Mme Janet Mattei, directrice de l'American Association of Variable Stars Observers, AAVSO, nous explique que les étoiles variables sont regroupées en deux catégories, selon la nature de leur variance :
  • Les variables extrinsèques dont la variation de luminosité est provoquée par l'éclipse d'une étoile par sa compagne plus faible (le cas d'Algol), par l'effet de la rotation stellaire ou un nuage de poussières.
  • Les variables intrinsèques dont la variation de luminosité, la plupart du temps cyclique, résulte de changements physiques au sein de l'étoile ou dans le système stellaire lui-même, par exemple des pulsations ou des éruptions qui provoquent un mouvement de contraction et d'expansion des couches superficielles de l'étoile.Cette dernière catégorie est subdivisée en quatre grandes classes :
    • Les étoiles variables à longue période, type Mira Ceti, dont l'éclat varie progressivement sur plus d'une année.
    • Les étoiles variables irrégulières telle Bételgeuse (a Orionis) dont la période est indéterminée.a Orionis) dont la période est indéterminée.
    • Les étoiles variables éruptives qui sautent jusqu'à quatre magnitudes en quelques secondes : Wolf 424 AB, UV Ceti, Eta Carina.
    • Les étoiles variables dites Céphéides, que l'on retrouve également dans les galaxies extérieures et les amas globulaires.

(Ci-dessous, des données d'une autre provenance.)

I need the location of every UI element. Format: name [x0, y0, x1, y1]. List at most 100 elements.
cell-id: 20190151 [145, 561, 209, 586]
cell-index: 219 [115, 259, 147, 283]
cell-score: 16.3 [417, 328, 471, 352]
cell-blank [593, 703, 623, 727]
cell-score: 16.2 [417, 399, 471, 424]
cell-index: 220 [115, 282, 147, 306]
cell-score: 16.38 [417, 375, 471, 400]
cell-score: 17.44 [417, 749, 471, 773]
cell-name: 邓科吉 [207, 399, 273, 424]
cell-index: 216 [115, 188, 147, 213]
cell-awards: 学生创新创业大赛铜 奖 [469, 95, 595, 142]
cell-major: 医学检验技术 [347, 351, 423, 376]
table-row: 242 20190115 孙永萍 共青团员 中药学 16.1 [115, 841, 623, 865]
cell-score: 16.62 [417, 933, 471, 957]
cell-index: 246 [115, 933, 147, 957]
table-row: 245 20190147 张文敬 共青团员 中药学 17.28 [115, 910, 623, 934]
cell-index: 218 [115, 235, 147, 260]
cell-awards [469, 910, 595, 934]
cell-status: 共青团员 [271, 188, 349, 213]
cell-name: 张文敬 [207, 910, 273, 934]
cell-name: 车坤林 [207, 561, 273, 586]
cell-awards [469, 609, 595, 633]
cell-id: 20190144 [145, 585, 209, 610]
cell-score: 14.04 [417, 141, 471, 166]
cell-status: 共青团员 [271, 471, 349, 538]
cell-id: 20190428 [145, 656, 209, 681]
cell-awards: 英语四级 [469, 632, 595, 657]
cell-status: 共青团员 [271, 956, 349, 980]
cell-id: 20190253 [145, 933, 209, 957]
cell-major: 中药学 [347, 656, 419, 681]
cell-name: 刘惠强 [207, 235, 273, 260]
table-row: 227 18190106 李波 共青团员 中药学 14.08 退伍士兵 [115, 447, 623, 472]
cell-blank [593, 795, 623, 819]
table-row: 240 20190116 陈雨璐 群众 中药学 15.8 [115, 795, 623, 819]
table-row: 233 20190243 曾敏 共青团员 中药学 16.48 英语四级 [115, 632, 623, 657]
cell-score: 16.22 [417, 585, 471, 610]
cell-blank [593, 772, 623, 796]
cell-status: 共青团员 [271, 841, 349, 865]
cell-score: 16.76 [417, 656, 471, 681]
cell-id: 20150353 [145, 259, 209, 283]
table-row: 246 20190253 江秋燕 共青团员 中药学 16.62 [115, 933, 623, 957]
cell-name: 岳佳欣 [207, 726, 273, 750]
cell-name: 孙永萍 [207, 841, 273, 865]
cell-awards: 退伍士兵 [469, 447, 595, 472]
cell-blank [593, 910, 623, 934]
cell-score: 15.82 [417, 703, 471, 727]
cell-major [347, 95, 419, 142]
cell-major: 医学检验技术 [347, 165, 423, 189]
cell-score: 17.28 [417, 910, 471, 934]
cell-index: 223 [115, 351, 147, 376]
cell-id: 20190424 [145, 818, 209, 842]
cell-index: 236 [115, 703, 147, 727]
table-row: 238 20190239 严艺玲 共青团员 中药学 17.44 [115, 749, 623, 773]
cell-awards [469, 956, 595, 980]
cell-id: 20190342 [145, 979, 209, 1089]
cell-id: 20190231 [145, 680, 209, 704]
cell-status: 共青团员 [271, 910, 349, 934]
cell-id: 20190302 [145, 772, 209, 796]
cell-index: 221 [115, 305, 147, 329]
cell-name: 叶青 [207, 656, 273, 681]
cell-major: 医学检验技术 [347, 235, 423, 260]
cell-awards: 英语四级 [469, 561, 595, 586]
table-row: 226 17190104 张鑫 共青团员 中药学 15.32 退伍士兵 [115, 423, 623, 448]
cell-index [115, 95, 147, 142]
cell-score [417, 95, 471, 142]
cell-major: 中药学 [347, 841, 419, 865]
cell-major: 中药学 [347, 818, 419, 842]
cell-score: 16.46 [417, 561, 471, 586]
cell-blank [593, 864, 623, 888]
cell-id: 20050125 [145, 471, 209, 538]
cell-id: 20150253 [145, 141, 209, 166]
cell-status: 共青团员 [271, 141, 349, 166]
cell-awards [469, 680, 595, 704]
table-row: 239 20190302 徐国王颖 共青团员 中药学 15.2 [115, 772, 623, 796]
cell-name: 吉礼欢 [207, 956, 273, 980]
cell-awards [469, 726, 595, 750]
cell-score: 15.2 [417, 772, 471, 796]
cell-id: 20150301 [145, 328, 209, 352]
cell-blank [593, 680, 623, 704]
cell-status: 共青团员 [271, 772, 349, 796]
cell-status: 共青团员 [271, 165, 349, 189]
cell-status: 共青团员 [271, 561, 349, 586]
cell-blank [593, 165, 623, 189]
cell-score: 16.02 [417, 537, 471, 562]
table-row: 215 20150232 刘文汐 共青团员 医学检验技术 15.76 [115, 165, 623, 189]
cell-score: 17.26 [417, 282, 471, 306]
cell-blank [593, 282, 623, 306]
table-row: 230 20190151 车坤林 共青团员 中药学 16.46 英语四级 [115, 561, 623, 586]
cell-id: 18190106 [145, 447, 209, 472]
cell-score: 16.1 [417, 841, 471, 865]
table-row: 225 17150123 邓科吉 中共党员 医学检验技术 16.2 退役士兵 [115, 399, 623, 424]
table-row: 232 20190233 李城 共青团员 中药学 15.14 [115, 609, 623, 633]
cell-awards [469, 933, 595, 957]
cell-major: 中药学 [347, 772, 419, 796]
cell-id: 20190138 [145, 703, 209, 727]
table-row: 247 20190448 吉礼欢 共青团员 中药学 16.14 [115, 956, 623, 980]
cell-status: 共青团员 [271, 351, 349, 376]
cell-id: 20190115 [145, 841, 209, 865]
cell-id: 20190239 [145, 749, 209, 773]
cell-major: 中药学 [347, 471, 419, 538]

Courbe de luminosité de l'étoile cataclismique SS Cygni.

Courbe de luminosité de l'étoile cataclismique SS Cygni.


La relation qui relie la luminosité des Céphéides à leur fluctuation est connue avec précision. Leur éclat absolu étant inversement proportionnel au carré de leur distance, l'astronome Henrietta Leavitt démontra en 1908 qu'elles pouvaient servir d'étalon de mesure pour calculer la distance des amas d'étoiles et des galaxies proches. La magnitude absolue (M) des Céphéides obéit à la relation :

M = a + b log P


où a et b sont deux constantes déterminées, l'une à partir des Céphéides de la Voie Lactée par parallaxe, l'autre en observant les Céphéides des Nuages de Magellan; P est la mesure de la période de l'étoile.
Une fois les magnitudes absolue et apparente connues on peut aisément déterminer leur distance. Ces calibreurs sont usuellement appelés des "chandelles standards".
Nous devons bien sûr ajouter à cette liste les novae et les supernovae dont l'éclat croît brutalement. L'ensemble de ces astres se divise en une vingtaine de classes et regroupe quelque 30000 étoiles mais on suspecte des milliers d'autres étoiles d'être variables.